New research finds an elevated risk of type 2 diabetes among people who take statins in an effort to lower their cholesterol levels and keep heart disease at bay.
Many people take statins to lower cholesterol and reduce the risk of cardiovascular events, such as coronary heart disease and heart attacks. In the United States, about 83% of people between 40 and 59 years of age who take cholesterol-lowering medication are taking statins.
Although statins are effective at staving off cardiovascular disease, some previous trials have suggested that they may raise the risk of diabetes.
A new study, led by Victoria Zigmont, a graduate researcher in public health at The Ohio State University in Columbus, further explores this link. The findings, which appear in the journal Diabetes Metabolism Research and Reviews,suggest that statins may indeed raise the risk for this chronic condition.

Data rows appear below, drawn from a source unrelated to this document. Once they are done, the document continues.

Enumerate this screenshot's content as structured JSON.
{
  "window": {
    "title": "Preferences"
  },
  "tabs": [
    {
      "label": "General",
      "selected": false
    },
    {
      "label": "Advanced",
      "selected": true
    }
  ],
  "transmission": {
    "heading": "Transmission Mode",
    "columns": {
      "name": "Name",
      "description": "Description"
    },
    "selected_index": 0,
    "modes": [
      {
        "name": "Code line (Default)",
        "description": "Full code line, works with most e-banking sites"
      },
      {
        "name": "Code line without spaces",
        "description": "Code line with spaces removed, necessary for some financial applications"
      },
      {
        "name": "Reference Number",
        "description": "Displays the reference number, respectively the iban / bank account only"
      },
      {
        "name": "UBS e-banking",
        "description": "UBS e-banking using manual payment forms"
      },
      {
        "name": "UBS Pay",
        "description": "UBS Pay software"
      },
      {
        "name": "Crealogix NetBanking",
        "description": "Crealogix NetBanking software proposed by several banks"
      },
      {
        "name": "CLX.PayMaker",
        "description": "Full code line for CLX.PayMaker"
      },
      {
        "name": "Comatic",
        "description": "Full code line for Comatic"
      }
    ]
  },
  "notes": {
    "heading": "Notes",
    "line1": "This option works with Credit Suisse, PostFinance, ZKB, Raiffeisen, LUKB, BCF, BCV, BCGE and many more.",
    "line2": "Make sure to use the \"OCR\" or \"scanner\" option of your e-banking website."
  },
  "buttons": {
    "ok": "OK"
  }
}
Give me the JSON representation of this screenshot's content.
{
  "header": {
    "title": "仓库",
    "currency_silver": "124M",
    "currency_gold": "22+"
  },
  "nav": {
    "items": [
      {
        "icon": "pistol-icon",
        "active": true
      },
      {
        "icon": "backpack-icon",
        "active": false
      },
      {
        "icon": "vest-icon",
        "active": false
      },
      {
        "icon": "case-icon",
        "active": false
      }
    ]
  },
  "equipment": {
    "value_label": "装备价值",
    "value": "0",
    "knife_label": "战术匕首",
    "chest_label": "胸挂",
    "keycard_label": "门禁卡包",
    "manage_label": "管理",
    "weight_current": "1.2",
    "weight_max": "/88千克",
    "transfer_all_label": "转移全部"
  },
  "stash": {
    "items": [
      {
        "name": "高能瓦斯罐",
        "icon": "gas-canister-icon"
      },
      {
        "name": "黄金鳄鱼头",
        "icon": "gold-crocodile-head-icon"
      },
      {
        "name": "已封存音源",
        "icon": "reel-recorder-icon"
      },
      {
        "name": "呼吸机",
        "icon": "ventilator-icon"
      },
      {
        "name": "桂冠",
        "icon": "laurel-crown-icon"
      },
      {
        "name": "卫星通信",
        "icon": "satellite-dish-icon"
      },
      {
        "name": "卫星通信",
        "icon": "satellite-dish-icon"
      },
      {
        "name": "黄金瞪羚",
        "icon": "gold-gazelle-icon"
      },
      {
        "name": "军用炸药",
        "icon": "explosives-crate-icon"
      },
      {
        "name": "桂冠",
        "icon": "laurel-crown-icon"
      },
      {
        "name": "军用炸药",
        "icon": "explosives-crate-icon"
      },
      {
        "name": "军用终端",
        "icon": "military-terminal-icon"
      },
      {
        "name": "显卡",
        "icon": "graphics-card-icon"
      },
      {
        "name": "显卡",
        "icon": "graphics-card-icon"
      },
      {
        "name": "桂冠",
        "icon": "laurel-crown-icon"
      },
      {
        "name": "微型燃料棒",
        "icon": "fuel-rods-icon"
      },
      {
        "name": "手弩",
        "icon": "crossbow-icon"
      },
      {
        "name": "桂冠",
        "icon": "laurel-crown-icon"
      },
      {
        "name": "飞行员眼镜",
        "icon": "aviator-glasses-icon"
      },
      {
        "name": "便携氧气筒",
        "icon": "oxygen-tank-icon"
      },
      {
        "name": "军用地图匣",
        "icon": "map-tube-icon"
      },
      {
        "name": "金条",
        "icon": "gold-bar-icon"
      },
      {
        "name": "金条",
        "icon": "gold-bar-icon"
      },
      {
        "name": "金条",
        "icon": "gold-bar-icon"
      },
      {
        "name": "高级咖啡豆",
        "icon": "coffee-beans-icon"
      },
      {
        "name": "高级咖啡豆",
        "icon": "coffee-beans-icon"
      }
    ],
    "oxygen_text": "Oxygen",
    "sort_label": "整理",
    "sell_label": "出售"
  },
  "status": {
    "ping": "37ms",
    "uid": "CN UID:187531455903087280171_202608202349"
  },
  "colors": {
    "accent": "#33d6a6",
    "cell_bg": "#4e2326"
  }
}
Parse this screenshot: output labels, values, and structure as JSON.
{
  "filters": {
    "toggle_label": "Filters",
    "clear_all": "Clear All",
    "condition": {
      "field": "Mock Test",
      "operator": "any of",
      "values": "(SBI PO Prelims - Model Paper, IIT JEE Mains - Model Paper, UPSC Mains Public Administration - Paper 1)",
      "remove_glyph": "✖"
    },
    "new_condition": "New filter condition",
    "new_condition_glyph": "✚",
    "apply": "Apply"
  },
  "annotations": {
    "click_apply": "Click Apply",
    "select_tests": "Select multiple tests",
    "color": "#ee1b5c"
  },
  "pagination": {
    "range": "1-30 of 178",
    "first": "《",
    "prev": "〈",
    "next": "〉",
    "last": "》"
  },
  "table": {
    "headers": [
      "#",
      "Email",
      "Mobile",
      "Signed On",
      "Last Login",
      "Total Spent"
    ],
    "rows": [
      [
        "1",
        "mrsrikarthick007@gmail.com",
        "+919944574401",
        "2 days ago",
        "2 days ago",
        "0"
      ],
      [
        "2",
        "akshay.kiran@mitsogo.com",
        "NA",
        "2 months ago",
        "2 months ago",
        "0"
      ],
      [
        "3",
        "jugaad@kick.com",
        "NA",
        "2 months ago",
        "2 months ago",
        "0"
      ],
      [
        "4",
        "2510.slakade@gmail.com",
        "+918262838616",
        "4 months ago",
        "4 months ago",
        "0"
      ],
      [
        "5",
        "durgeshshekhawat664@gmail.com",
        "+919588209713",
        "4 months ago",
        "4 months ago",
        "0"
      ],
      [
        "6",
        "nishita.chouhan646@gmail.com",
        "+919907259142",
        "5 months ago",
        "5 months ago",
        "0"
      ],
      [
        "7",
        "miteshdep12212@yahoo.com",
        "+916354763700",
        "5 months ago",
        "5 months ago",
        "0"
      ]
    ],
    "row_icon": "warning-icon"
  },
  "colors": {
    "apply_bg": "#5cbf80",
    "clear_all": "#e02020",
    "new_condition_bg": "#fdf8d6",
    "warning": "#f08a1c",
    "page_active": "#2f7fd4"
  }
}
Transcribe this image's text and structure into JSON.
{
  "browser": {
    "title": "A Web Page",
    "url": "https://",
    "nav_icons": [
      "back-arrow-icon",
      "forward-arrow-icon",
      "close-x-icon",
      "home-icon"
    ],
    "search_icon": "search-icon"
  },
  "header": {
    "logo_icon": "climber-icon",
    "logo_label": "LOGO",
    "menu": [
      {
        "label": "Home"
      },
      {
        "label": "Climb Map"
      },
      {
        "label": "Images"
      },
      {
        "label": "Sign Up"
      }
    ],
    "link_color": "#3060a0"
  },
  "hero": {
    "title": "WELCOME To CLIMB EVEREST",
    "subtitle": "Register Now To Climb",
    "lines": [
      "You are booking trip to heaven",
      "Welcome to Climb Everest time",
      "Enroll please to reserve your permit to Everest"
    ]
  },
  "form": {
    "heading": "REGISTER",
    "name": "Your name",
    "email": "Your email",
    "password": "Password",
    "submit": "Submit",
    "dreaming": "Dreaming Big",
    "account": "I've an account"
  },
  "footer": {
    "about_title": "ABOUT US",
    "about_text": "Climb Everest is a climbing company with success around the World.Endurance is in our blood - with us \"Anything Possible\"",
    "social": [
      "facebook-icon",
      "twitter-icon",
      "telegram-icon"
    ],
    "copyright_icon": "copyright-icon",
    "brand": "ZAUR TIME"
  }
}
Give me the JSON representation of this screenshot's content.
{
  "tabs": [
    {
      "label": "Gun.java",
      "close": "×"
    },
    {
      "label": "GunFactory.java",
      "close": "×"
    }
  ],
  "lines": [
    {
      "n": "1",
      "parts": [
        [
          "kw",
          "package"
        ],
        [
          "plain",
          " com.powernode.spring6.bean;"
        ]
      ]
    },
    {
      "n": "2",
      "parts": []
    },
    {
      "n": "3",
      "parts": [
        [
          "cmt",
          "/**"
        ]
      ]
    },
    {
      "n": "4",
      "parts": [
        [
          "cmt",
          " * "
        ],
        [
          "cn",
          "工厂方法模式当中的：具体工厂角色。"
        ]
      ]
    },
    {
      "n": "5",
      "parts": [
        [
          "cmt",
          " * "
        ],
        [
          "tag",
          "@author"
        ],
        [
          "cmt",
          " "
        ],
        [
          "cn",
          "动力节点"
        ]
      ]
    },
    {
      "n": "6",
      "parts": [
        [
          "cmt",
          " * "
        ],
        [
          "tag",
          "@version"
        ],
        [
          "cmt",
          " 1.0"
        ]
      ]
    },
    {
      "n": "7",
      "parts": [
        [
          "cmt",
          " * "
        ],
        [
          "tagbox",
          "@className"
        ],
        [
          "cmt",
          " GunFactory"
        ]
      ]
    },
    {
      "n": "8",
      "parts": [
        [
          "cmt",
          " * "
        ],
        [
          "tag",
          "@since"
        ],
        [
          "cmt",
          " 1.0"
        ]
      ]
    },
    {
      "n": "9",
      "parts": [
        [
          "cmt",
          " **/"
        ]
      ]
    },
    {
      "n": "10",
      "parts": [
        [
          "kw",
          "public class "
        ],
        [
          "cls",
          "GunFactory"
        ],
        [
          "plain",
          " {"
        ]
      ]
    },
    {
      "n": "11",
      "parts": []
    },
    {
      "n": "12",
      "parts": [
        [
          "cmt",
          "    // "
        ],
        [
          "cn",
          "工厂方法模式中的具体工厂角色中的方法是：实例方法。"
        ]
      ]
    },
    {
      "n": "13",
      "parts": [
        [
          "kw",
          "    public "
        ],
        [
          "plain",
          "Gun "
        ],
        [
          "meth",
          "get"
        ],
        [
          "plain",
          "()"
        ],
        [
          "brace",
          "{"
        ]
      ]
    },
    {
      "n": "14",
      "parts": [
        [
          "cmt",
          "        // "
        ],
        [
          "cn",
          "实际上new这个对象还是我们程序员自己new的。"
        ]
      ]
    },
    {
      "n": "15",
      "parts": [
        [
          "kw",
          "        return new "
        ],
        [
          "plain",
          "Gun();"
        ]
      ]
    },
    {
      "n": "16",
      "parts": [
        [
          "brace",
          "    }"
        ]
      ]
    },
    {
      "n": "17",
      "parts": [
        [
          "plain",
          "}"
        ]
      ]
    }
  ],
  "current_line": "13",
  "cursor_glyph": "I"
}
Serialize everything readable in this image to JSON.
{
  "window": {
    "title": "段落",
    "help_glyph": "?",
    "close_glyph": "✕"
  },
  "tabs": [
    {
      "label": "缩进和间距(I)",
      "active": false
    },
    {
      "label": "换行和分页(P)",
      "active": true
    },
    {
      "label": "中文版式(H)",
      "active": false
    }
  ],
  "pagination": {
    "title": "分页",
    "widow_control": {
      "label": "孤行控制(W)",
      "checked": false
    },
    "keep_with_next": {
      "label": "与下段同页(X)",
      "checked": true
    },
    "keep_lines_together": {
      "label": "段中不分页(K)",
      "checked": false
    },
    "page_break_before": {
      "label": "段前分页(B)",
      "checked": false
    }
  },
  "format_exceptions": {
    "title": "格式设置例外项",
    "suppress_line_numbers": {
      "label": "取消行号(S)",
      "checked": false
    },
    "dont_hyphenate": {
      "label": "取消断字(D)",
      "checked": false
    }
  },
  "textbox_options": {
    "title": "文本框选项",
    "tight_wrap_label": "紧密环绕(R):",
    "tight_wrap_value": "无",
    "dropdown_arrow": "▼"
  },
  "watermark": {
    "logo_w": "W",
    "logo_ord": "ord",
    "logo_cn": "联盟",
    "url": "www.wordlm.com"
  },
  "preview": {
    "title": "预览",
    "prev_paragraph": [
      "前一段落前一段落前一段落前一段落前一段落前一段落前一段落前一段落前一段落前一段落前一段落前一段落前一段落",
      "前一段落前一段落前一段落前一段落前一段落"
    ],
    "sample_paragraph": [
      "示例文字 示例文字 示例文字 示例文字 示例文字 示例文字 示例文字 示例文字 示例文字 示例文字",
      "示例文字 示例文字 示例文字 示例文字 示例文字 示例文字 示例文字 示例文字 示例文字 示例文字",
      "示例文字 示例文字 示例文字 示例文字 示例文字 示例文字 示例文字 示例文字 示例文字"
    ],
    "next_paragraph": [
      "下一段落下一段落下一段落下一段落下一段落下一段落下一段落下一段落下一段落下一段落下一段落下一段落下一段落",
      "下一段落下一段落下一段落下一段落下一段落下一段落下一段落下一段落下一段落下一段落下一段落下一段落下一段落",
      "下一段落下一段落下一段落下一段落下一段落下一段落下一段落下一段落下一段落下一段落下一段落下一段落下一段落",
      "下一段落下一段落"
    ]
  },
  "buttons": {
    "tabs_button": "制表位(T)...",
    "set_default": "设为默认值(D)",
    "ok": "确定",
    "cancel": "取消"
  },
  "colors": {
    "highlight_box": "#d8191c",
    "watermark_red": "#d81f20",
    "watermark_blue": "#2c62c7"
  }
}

Zigmont and team examined the health records of 4,683 men and women who were diabetes-free at the start of the study but were at risk of heart disease. Of the total number of participants, 16% — or 755 people — were taking prescription statins at the start of the study, in 2011. The study ended in 2014.
Zigmont and team accounted for confounders such as gender, age, ethnicity, education, cholesterol and triglyceride levels, body mass index (BMI), waist circumference, and how many times the participants visited their doctors.
The analysis revealed that people who took statins were more than twice as likely to receive a diabetes diagnosis than those who did not take the medication. Additionally, people who took statins for longer than 2 years were more than three times as likely to develop diabetes.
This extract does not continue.